Keyes was called a "pioneer in online activism" by The New York Times and contributes to Newsweek/The Daily Beast. He has written for The Washington Post, The Wall Street Journal, The New Republic, Reuters, The Huffington Post and many other leading publications, has appeared on MSNBC, PBS and Bloomberg TV, and has spoken on human rights in the US Congress. He created the First Annual Saudi Women's Grand Prix. He graduated from UCLA in Middle Eastern Studies and completed a Masters in Diplomacy at Tel Aviv University. He speaks Arabic and Hebrew.
Here is Keyes in a short video from 2011, discussing the rights of women in Saudi Arabia.
Keyes's article appeared in Foreign Policy, regarding Hamas, whose leaders commonly call the death of all Jews and all Americans. In other words, for genocide. As the world blinks and looks the other way.
How comforting for a Jew or Israeli, threatened with extermination, to understand that only others are seen as victims of hatred and aggression.
Instead of welcoming independent thought, Hamas has filled Gaza’s airwaves, summer camps, and schools with the most incendiary rhetoric imaginable. Children are taught a mix of unremitting hatred and wild conspiracy.
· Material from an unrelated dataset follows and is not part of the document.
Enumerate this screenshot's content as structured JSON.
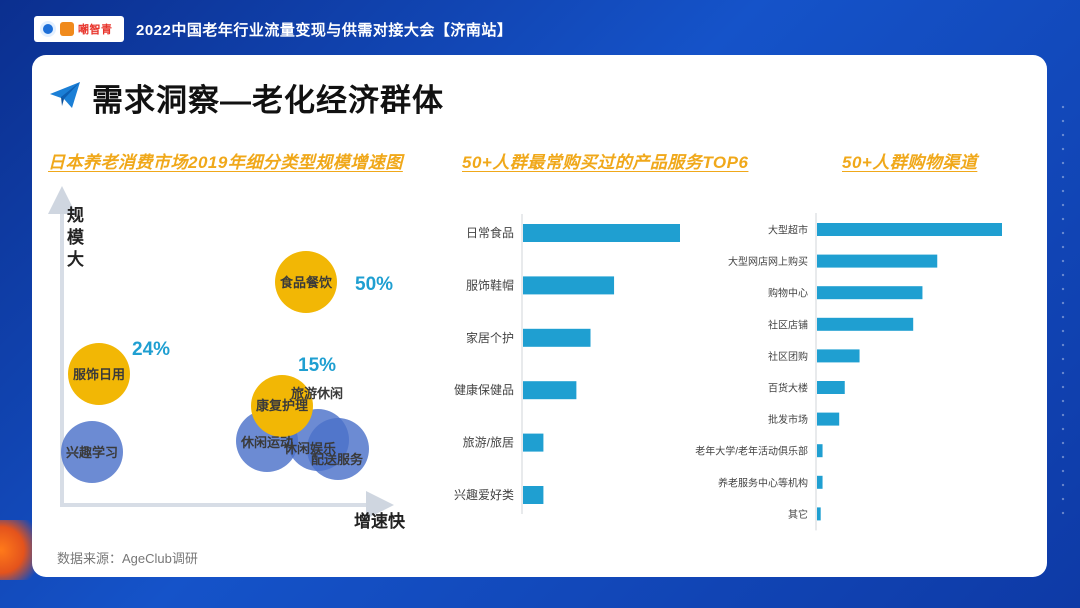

Perhaps most troubling is glorification of death. Hamas leaders like Prime Minister Ismail Haniyeh proudly declare that “death for the sake of Allah is our most supreme desire.” The deputy speaker of the Hamas parliament, Ahmad Bahr, explicates a hadith by saying, “When a man is having sex with his wife, he should be praying for a son who would wage jihad for the sake of Allah.” Of Americans and Israelis, he adds, “They are cowards, who are eager for life, while we are eager for death for the sake of Allah.” How can children in Gaza love life over death when their leaders teach the opposite?
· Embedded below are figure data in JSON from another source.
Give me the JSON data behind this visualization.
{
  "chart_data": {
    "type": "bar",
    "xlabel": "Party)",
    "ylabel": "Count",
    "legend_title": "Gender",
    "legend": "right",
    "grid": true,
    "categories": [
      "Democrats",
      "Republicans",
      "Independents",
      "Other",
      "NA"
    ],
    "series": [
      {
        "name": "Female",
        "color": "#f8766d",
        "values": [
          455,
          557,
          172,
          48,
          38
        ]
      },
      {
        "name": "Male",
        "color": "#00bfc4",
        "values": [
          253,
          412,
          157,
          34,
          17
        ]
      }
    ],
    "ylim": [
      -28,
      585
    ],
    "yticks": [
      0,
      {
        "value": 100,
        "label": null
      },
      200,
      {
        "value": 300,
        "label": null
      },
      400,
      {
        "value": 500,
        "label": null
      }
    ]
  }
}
Democracy in Gaza cannot succeed under such conditions. Language is both a reflection of society and a self-fulfilling prophecy. Hamas’ rhetorical war on liberalism, dissent, sanity, and compromise is strangling any hope of civil society and democratic transition in Gaza. It’s hard to arrest every dissident, but make an example of a few and threaten the rest, and you’ve achieved the same goal. Tolerance does not occur in a vacuum. It is cultivated in families, schools, media, and the language of everyday life. Stifle free speech and mindless policy has a way of making it to the top.For those that only seem able to see things by way of comparison:
Some are tempted to draw equivalency between incitement in Gaza and incitement in Israel. It goes without saying that there is a degree of hate-speech in every society.
More important than the clear quantitative difference between the extreme rhetoric that sometimes occurs in Israel and the government-sponsored hate-speech in Gaza is the space allowed to confront such extremism. In open societies such as America and Israel, radicalized speech is countered by a vibrant free press in which political leaders are routinely castigated and held accountable for their words. Closed societies like Gaza do not allow for dissent to challenge authority, and therefore hate-speech reigns supreme.Perhaps the message Keyes tries to deliver will be heard and understood in the larger context of this struggle, not only when it comes to the war of words, but analysis of the actions that follow and the manner in which the actors treat both others and their own.